As part of the evening’s ceremonies, the Ashkenazi chapel at Chabad House was named the Shevell Family Synagogue. It recognizes a $500,000 gift made five years ago by Shevell to create a Torah study initiative and for his ongoing support of Chabad and its programs, said executive director Rabbi Yosef Carlebach.

That study program was renamed the Jon Shevell Torah Scholars Program in memory of Shevell’s late son, a staunch supporter of Rutgers Chabad. Jon Shevell, a former all-state basketball player at J.P. Stevens High School in Edison, died in 2008 at age 50.

Participating students in the learning initiative receive a certificate and stipend after completing 60 semester hours of study. About 200 students have been involved since its inception.

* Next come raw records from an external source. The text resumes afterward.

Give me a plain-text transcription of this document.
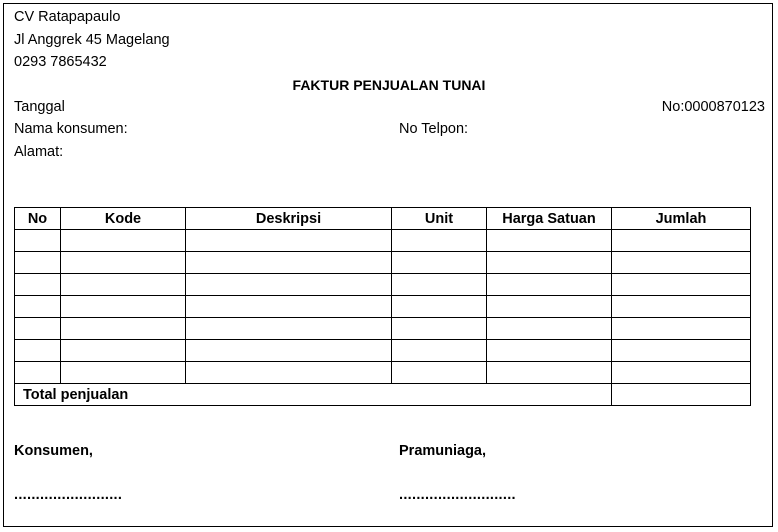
CV Ratapapaulo
Jl Anggrek 45 Magelang
0293 7865432
FAKTUR PENJUALAN TUNAI
Tanggal	No:0000870123
Nama konsumen:	No Telpon:
Alamat:
No	Kode	Deskripsi	Unit	Harga Satuan	Jumlah

Total penjualan					
Konsumen,	Pramuniaga,
.........................	...........................
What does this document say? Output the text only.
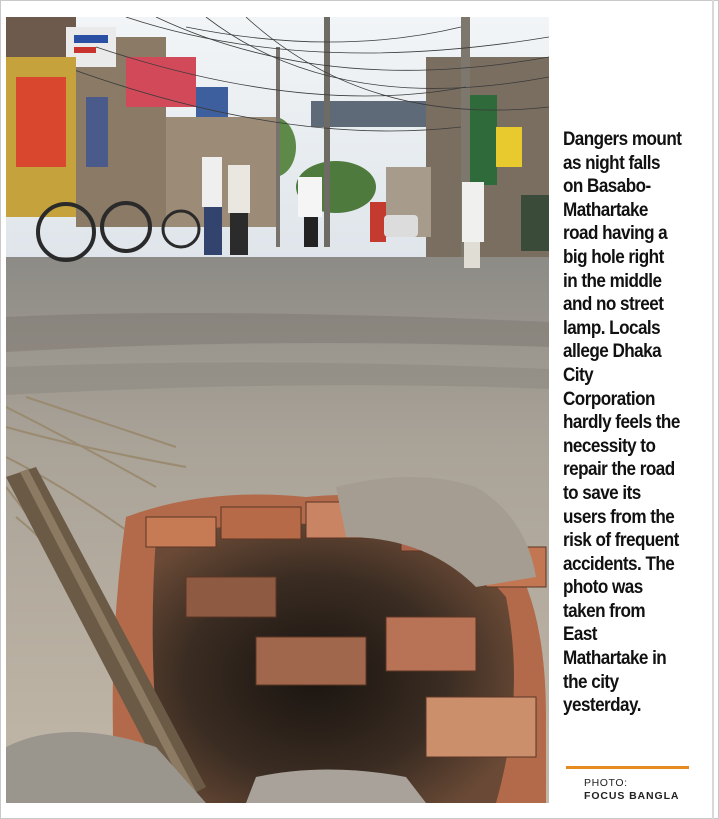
Dangers mount
as night falls
on Basabo-
Mathartake
road having a
big hole right
in the middle
and no street
lamp. Locals
allege Dhaka
City
Corporation
hardly feels the
necessity to
repair the road
to save its
users from the
risk of frequent
accidents. The
photo was
taken from
East
Mathartake in
the city
yesterday.

PHOTO:
FOCUS BANGLA
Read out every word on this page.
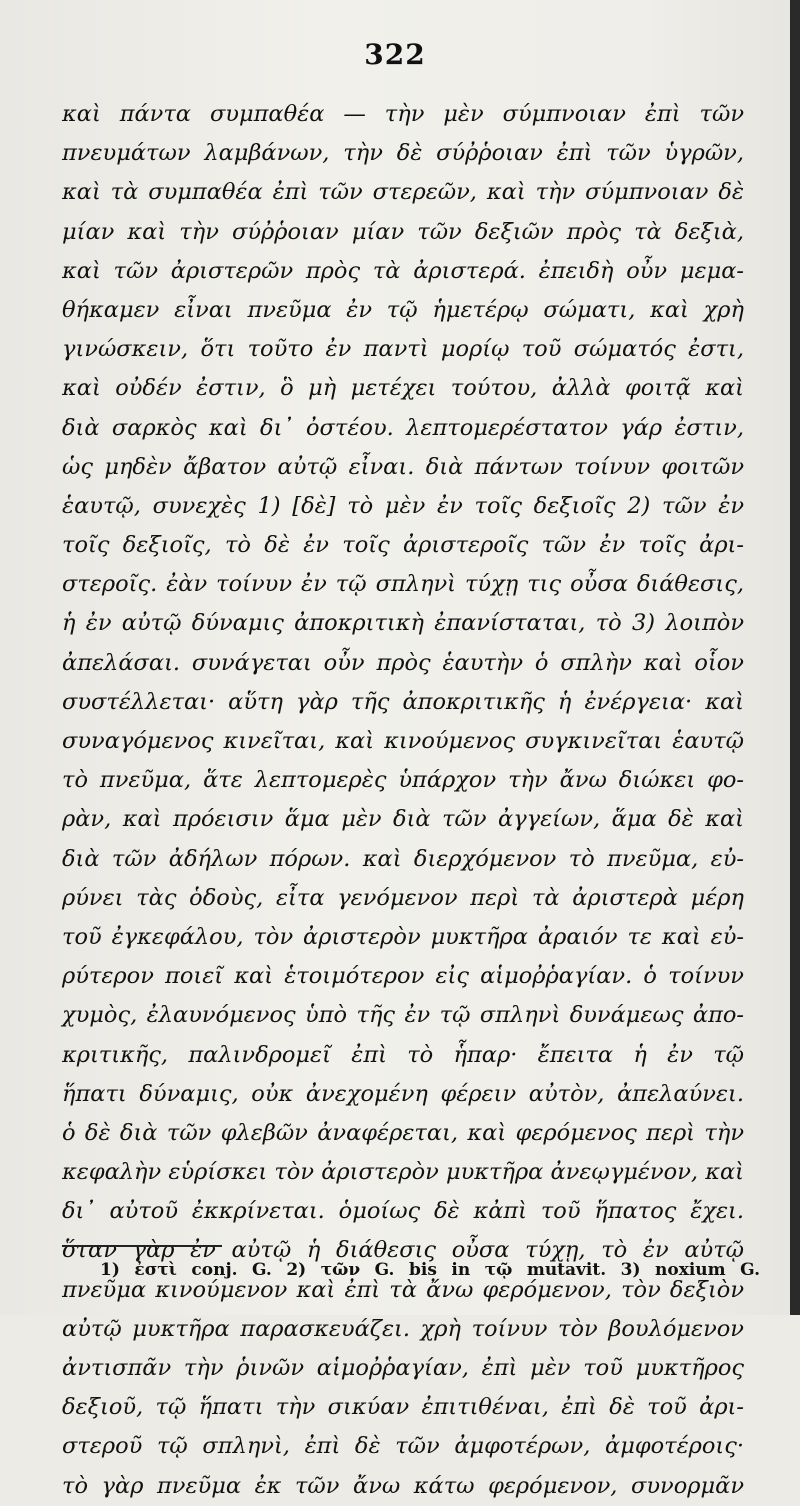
322
καὶ πάντα συμπαθέα — τὴν μὲν σύμπνοιαν ἐπὶ τῶν
πνευμάτων λαμβάνων, τὴν δὲ σύῤῥοιαν ἐπὶ τῶν ὑγρῶν,
καὶ τὰ συμπαθέα ἐπὶ τῶν στερεῶν, καὶ τὴν σύμπνοιαν δὲ
μίαν καὶ τὴν σύῤῥοιαν μίαν τῶν δεξιῶν πρὸς τὰ δεξιὰ,
καὶ τῶν ἀριστερῶν πρὸς τὰ ἀριστερά. ἐπειδὴ οὖν μεμα-
θήκαμεν εἶναι πνεῦμα ἐν τῷ ἡμετέρῳ σώματι, καὶ χρὴ
γινώσκειν, ὅτι τοῦτο ἐν παντὶ μορίῳ τοῦ σώματός ἐστι,
καὶ οὐδέν ἐστιν, ὃ μὴ μετέχει τούτου, ἀλλὰ φοιτᾷ καὶ
διὰ σαρκὸς καὶ δι᾽ ὀστέου. λεπτομερέστατον γάρ ἐστιν,
ὡς μηδὲν ἄβατον αὐτῷ εἶναι. διὰ πάντων τοίνυν φοιτῶν
ἑαυτῷ, συνεχὲς 1) [δὲ] τὸ μὲν ἐν τοῖς δεξιοῖς 2) τῶν ἐν
τοῖς δεξιοῖς, τὸ δὲ ἐν τοῖς ἀριστεροῖς τῶν ἐν τοῖς ἀρι-
στεροῖς. ἐὰν τοίνυν ἐν τῷ σπληνὶ τύχῃ τις οὖσα διάθεσις,
ἡ ἐν αὐτῷ δύναμις ἀποκριτικὴ ἐπανίσταται, τὸ 3) λοιπὸν
ἀπελάσαι. συνάγεται οὖν πρὸς ἑαυτὴν ὁ σπλὴν καὶ οἷον
συστέλλεται· αὕτη γὰρ τῆς ἀποκριτικῆς ἡ ἐνέργεια· καὶ
συναγόμενος κινεῖται, καὶ κινούμενος συγκινεῖται ἑαυτῷ
τὸ πνεῦμα, ἅτε λεπτομερὲς ὑπάρχον τὴν ἄνω διώκει φο-
ρὰν, καὶ πρόεισιν ἅμα μὲν διὰ τῶν ἀγγείων, ἅμα δὲ καὶ
διὰ τῶν ἀδήλων πόρων. καὶ διερχόμενον τὸ πνεῦμα, εὐ-
ρύνει τὰς ὁδοὺς, εἶτα γενόμενον περὶ τὰ ἀριστερὰ μέρη
τοῦ ἐγκεφάλου, τὸν ἀριστερὸν μυκτῆρα ἀραιόν τε καὶ εὐ-
ρύτερον ποιεῖ καὶ ἑτοιμότερον εἰς αἱμοῤῥαγίαν. ὁ τοίνυν
χυμὸς, ἐλαυνόμενος ὑπὸ τῆς ἐν τῷ σπληνὶ δυνάμεως ἀπο-
κριτικῆς, παλινδρομεῖ ἐπὶ τὸ ἧπαρ· ἔπειτα ἡ ἐν τῷ
ἥπατι δύναμις, οὐκ ἀνεχομένη φέρειν αὐτὸν, ἀπελαύνει.
ὁ δὲ διὰ τῶν φλεβῶν ἀναφέρεται, καὶ φερόμενος περὶ τὴν
κεφαλὴν εὑρίσκει τὸν ἀριστερὸν μυκτῆρα ἀνεῳγμένον, καὶ
δι᾽ αὐτοῦ ἐκκρίνεται. ὁμοίως δὲ κἀπὶ τοῦ ἥπατος ἔχει.
ὅταν γὰρ ἐν αὐτῷ ἡ διάθεσις οὖσα τύχῃ, τὸ ἐν αὐτῷ
πνεῦμα κινούμενον καὶ ἐπὶ τὰ ἄνω φερόμενον, τὸν δεξιὸν
αὐτῷ μυκτῆρα παρασκευάζει. χρὴ τοίνυν τὸν βουλόμενον
ἀντισπᾶν τὴν ῥινῶν αἱμοῤῥαγίαν, ἐπὶ μὲν τοῦ μυκτῆρος
δεξιοῦ, τῷ ἥπατι τὴν σικύαν ἐπιτιθέναι, ἐπὶ δὲ τοῦ ἀρι-
στεροῦ τῷ σπληνὶ, ἐπὶ δὲ τῶν ἀμφοτέρων, ἀμφοτέροις·
τὸ γὰρ πνεῦμα ἐκ τῶν ἄνω κάτω φερόμενον, συνορμᾶν
1) ἐστὶ conj. G. 2) τῶν G. bis in τῷ mutavit. 3) noxium G.
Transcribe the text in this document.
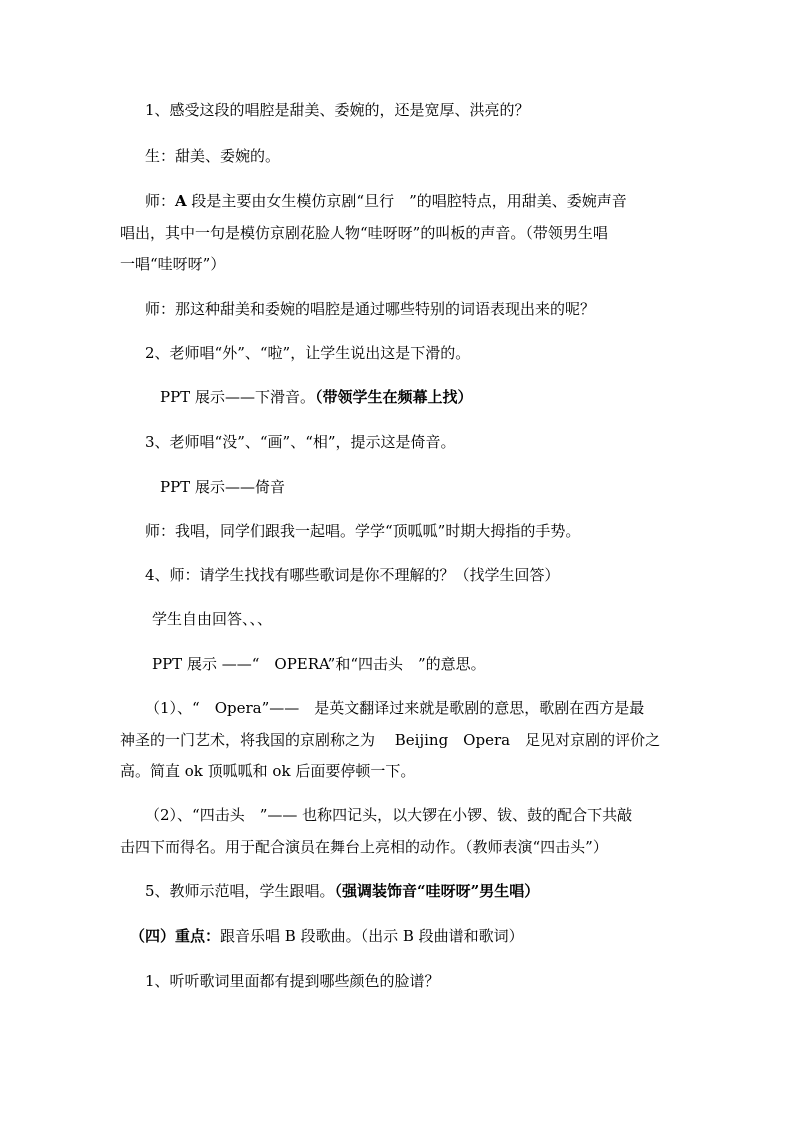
1、感受这段的唱腔是甜美、委婉的，还是宽厚、洪亮的？
生：甜美、委婉的。
师：A 段是主要由女生模仿京剧“旦行　”的唱腔特点，用甜美、委婉声音
唱出，其中一句是模仿京剧花脸人物“哇呀呀”的叫板的声音。（带领男生唱
一唱“哇呀呀”）
师：那这种甜美和委婉的唱腔是通过哪些特别的词语表现出来的呢？
2、老师唱“外”、“啦”，让学生说出这是下滑的。
PPT 展示——下滑音。（带领学生在频幕上找）
3、老师唱“没”、“画”、“相”，提示这是倚音。
PPT 展示——倚音
师：我唱，同学们跟我一起唱。学学“顶呱呱”时期大拇指的手势。
4、师：请学生找找有哪些歌词是你不理解的？（找学生回答）
学生自由回答、、、
PPT 展示 ——“　OPERA”和“四击头　”的意思。
（1）、“　Opera”——　是英文翻译过来就是歌剧的意思，歌剧在西方是最
神圣的一门艺术，将我国的京剧称之为　 Beijing　Opera　足见对京剧的评价之
高。简直 ok 顶呱呱和 ok 后面要停顿一下。
（2）、“四击头　”—— 也称四记头，以大锣在小锣、钹、鼓的配合下共敲
击四下而得名。用于配合演员在舞台上亮相的动作。（教师表演“四击头”）
5、教师示范唱，学生跟唱。（强调装饰音“哇呀呀”男生唱）
（四）重点：跟音乐唱 B 段歌曲。（出示 B 段曲谱和歌词）
1、听听歌词里面都有提到哪些颜色的脸谱？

“I see my son Jon when I am here,” an emotional Shevell told the crowd. “This was part of Jon’s life until he passed away.”

Shevell told the gathering about the visit Carlebach makes to his office in Elizabeth every week to put on tefillin and pray with him. “I’m an old man — over the hill — but I feel as though I’m 18 when I pray,” Shevell said.

The evening featured a formal ribbon-cutting of the new Shevell synagogue, during which Mike was joined by daughters Susan Shevell Cohen and Nancy Shevell McCartney. Nancy wasn’t accompanied this time by her famous husband, ex-Beatle Sir Paul McCartney, who created a sensation when he attended a similar event five years ago. 

Chabad House also includes the Franco-Ashkenazi Family Sephardic Synagogue, dedicated last year as one of the final components of a $13 million expansion of what was already the largest Chabad House in the world, adding 55,000 square feet to the existing 35,000-square-foot structure.

Jessica Yenk of Morganville, a junior human resource management major on Chabad’s student board, spoke to the gathering of all she had gotten out of being involved with Chabad and the scholars program. “I want to thank you, Mr. Shevell,” she said, for “helping me learn about Judaism and bond with other students my own age.”

Jacob Gross, a junior human resources major from Short Hills, said he “learned Jewish values, morals, and Talmud stories I never heard about in Hebrew school” in the Chabad scholars’ program.